Module 10: Manifold Analysis of Lottery Draws
Module 9 convinced me that lottery balls do not behave like nodes in a structured interaction network. There were no cliques, no influencers, no tightly-knit communities. But that negative result did not eliminate the possibility that structure might exist in a different form. Relationships can be absent while geometry remains. Perhaps the data lived on a low-dimensional manifold: a curved surface, hidden beneath engineered features, not visible to graph algorithms but detectable through geometry. In this module I tried to answer a focused question: do lottery draws lie on a structured geometric object, or do they occupy high-dimensional feature space in a way that is effectively unconstrained?
MODULE 11: Summary and Lessons Learned
Module 11 was not an additional experiment.
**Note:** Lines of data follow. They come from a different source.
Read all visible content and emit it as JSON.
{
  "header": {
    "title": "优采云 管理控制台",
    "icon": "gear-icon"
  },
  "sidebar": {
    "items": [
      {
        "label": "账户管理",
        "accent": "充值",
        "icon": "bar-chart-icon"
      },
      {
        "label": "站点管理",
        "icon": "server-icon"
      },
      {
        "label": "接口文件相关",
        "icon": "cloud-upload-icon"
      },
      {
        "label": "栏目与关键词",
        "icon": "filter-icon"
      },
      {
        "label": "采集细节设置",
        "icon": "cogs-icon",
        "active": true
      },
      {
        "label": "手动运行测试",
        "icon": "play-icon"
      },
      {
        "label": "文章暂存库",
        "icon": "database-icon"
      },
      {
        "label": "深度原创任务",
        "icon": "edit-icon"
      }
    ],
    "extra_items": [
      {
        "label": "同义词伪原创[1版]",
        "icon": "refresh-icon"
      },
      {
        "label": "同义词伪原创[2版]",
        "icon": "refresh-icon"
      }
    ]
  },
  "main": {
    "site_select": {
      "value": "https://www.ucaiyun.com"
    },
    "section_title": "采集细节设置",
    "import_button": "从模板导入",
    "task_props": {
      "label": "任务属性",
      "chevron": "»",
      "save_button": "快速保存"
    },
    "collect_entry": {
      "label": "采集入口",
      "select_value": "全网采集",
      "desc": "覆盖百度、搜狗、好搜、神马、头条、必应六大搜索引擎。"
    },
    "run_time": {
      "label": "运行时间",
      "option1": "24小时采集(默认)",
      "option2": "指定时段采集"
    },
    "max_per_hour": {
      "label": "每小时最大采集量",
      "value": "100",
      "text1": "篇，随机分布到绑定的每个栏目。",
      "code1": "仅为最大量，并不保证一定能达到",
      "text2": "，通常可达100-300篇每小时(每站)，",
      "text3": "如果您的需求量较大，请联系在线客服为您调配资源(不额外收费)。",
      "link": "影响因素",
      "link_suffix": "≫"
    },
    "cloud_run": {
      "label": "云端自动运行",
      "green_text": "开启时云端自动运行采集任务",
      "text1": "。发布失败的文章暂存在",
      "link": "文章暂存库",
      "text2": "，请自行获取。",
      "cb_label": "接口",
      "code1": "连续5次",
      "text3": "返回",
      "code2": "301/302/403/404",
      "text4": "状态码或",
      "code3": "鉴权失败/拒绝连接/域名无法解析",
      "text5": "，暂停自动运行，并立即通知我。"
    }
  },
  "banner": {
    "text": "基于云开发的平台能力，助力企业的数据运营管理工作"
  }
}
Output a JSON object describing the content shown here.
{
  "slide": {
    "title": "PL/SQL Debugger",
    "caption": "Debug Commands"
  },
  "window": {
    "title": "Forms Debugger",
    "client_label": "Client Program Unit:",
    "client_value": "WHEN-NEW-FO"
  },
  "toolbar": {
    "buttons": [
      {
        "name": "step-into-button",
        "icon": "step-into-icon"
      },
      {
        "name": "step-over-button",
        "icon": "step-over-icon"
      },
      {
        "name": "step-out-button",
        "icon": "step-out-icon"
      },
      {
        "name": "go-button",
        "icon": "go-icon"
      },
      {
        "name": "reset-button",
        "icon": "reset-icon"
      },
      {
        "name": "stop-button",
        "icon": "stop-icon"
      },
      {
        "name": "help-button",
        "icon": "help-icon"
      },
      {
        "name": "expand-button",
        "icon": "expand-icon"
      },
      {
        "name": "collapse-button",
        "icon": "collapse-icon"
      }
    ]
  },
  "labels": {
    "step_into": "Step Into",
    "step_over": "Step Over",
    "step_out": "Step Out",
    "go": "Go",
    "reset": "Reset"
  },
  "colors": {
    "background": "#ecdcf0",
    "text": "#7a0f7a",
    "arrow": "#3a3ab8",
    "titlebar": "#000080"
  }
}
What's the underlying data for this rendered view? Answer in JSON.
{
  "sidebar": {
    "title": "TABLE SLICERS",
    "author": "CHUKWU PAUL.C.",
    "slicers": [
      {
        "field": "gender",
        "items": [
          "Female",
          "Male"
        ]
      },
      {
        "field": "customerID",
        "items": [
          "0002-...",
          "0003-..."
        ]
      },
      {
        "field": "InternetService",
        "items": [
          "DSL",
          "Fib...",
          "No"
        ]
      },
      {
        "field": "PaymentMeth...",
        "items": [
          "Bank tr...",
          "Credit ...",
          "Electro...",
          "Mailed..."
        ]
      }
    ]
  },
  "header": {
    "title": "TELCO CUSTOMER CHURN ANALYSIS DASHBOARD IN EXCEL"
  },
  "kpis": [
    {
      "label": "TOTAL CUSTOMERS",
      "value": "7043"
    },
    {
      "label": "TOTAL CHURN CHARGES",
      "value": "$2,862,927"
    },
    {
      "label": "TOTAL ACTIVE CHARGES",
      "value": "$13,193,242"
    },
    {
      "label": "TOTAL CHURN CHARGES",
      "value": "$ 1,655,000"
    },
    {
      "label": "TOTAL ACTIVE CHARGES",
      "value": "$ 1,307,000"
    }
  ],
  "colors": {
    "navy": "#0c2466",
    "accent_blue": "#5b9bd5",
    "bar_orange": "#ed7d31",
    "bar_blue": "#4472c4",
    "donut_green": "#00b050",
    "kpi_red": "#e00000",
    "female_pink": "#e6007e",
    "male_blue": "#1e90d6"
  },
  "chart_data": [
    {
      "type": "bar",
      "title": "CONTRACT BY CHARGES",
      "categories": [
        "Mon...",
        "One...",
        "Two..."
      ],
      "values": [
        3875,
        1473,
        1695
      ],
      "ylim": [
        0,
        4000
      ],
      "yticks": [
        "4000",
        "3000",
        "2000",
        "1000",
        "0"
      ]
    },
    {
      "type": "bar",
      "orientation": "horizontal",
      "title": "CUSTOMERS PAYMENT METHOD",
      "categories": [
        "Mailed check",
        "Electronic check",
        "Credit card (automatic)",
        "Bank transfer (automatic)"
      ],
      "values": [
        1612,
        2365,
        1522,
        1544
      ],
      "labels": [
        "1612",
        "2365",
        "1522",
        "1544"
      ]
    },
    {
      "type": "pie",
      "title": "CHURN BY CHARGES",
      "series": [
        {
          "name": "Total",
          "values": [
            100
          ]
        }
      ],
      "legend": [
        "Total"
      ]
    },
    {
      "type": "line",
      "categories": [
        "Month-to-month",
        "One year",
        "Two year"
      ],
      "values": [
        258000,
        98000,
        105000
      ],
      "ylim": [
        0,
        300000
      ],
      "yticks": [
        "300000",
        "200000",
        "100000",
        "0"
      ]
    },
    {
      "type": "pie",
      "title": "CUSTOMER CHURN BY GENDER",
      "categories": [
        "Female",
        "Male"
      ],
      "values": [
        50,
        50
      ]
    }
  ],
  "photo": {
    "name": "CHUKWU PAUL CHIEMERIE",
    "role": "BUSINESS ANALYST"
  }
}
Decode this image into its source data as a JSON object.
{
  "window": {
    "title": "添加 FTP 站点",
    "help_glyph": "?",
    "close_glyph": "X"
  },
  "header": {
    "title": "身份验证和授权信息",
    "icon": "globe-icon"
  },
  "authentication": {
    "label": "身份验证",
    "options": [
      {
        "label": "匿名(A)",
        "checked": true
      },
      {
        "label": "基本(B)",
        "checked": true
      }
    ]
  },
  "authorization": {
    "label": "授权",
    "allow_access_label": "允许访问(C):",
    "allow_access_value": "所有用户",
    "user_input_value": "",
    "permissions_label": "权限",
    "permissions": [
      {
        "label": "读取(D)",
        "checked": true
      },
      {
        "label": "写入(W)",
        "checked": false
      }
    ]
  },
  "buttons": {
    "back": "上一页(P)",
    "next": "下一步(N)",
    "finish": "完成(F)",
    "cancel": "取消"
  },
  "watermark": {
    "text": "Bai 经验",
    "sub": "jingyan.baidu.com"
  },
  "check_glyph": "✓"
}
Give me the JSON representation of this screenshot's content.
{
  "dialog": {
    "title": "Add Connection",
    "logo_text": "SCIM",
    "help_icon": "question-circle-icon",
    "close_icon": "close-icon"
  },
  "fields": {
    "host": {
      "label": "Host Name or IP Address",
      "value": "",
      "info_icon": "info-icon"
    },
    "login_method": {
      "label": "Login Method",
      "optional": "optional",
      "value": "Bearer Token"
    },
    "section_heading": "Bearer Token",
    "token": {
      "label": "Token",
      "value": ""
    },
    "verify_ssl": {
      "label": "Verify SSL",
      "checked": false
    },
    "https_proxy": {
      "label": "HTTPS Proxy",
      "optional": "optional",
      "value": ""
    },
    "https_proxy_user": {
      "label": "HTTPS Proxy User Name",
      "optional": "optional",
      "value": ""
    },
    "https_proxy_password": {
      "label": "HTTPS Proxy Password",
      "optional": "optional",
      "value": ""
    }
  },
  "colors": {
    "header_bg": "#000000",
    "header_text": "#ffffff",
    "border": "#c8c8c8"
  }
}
It was an opportunity to step back and interpret the project as a whole. I had spent months building models, running experiments, debugging failures, and documenting results. The final step was to understand what the work revealed about the lottery, what it revealed about empirical methods, and what it revealed about how I approached the problem. The project began with the premise that there might be hidden structure in lottery drawings. It ended with a stronger and more specific conclusion: the system behaved like a well-engineered randomization mechanism. Structure that appeared along the way was best explained by sampling variability, engineering choices, or temporal confounding rather than by a genuine predictive signal.
Research Conclusion
All 11 independent methodologies converged on the same conclusion with 100% validity: lottery drawings (Powerball and Mega Millions) are genuinely random with no exploitable patterns.
This research refutes common gambling fallacies (hot/cold numbers, due numbers, pattern prediction) and provides rigorous evidence for lottery integrity using Bayesian inference, deep learning, causal inference, network analysis, and topological methods.